Menü für Hamsterkäufer: Was sich aus den Zivilschutz-Vorräten kochen lässt
Im neuen Zivilschutzkonzept empfiehlt die Regierung eine Einkaufsliste für Vorräte. Tobias Janzen, Chefkoch des Kreuzberger "Jolesch", hat ein paar Menü-Vorschläge für Gourmets in Krisenzeiten.
Die Großeltern hatten das Wort Hamstern noch in ihrem aktiven Wortschatz. Und es kam vielen Menschen als erstes in den Sinn als sie vom neuen Zivilschutzkonzept hörten, das das Bundeskabinett am Mittwoch auf den parlamentarischen Weg gebracht hat. In dem Papier wird auch empfohlen, Lebensmittel zu horten.
Oma kannte noch Zeiten, in denen ein Ofen die Küche wärmte. Auf dem konnte man zur Not auch Kartoffeln oder Nudeln kochen. Was aber wenn ein Katastrophenfall alle Computer lahm legt. Stünde nicht zu befürchten, dass dann auch der Herd nichts mehr sagt? Natürlich könnte man die glücklichen Nachbarn besuchen, die einen Kamin besitzen und dort die Kartoffeln am Stecken braten.
Die Liste ist nicht nur eine Hamsteranleitung, sondern im Grunde eine neue Diät. Stellt man im Internet unter Ernährungsvorsorge die für zehn Tage benötigten Lebensmittel für einen Single ein, tauchen da allein acht Eier auf. Das bedeutet, dass man von nun an ständig Eier essen muss, weil die ja immer wieder erneuert werden müssen. Von der rohen Banane, die für den Notfall bereit zu halten ist, nicht zu reden.
Überhaupt wird dringend ein neuer Beauftragter zur Erweiterung der Mindesthaltbarkeitsdaten benötigt. Wer auch heute schon eine Schachtel Zwieback für den Fall einer akuten Magengrippe auf Vorrat hält, weiß, wie rasend schnell die Zeit vergeht. Schlägt die Grippe dann zu, ist die Schachtel in der Regel (dankenswerterweise) schon lange abgelaufen. Rotkohl im Glas hält sich immerhin zwei Jahre. Aber ab für den Rest des Lebens jetzt alle zwei Jahre Rotkohl aus dem Glas essen?
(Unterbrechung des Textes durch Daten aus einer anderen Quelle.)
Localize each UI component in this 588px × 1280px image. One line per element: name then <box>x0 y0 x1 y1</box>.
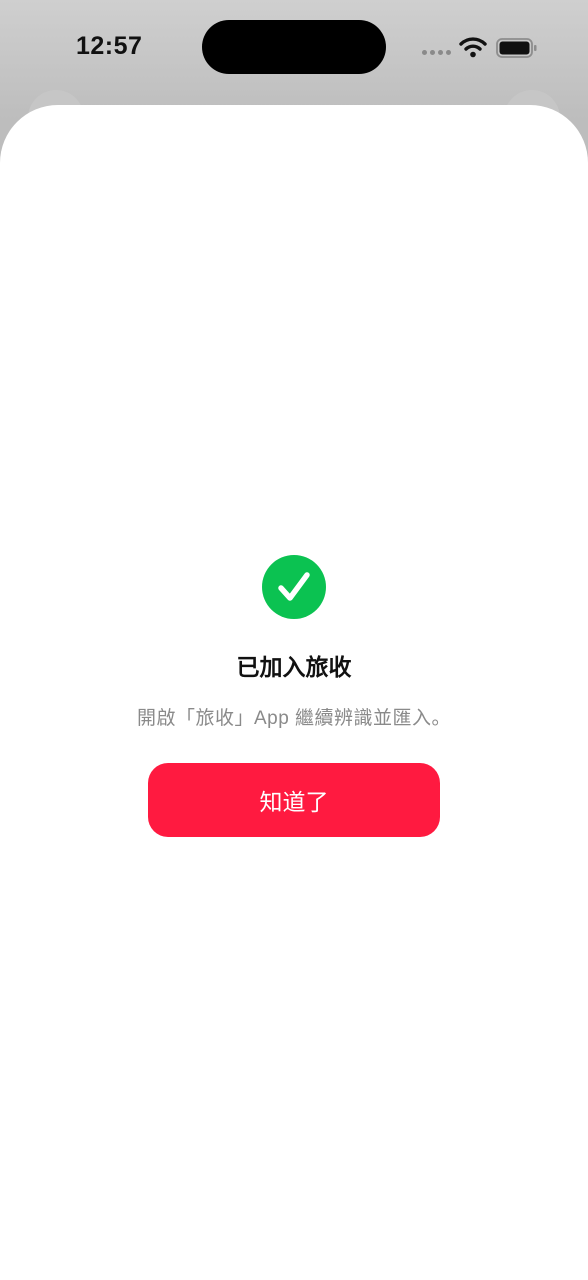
dynamic-island <box>202 20 386 74</box>
got-it-button[interactable]: 知道了 <box>148 763 440 837</box>
dialog-message: 開啟「旅收」App 繼續辨識並匯入。 <box>136 708 452 729</box>
wifi-icon <box>459 37 487 58</box>
confirmation-sheet <box>0 105 588 1280</box>
battery-icon <box>496 38 537 58</box>
dialog-title: 已加入旅收 <box>236 654 352 680</box>
check-circle-icon <box>262 555 326 619</box>
signal-icon <box>422 42 452 55</box>
status-time: 12:57 <box>76 32 143 60</box>
status-bar: 12:57 <box>0 0 588 96</box>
Eine typisch großstädtische Lösung bestünde vielleicht darin, die Vorräte einfach zu einem der örtlichen Küchenstars zu tragen und diesen zu bitten, gegebenenfalls gegen Honorar, daraus was Vernünftiges zu zaubern. Tobias Janzen ist Küchenchef im Kreuzberger Restaurant Jolesch. Normalerweise ist er bekannt für seine feine österreichische Küche. Er findet die Liste auch ziemlich altmodisch. „Daraus etwas Vernünftiges zu kochen ist gar nicht einfach“, sagt er. Die Vorschläge, die er anhand der Hamsterliste für den Tagesspiegel entwickelt hat, klingen trotzdem mundwässernd Auch im Katastrophenfall gibt es im zivilisierten Haushalt selbstredend Vorspeisen.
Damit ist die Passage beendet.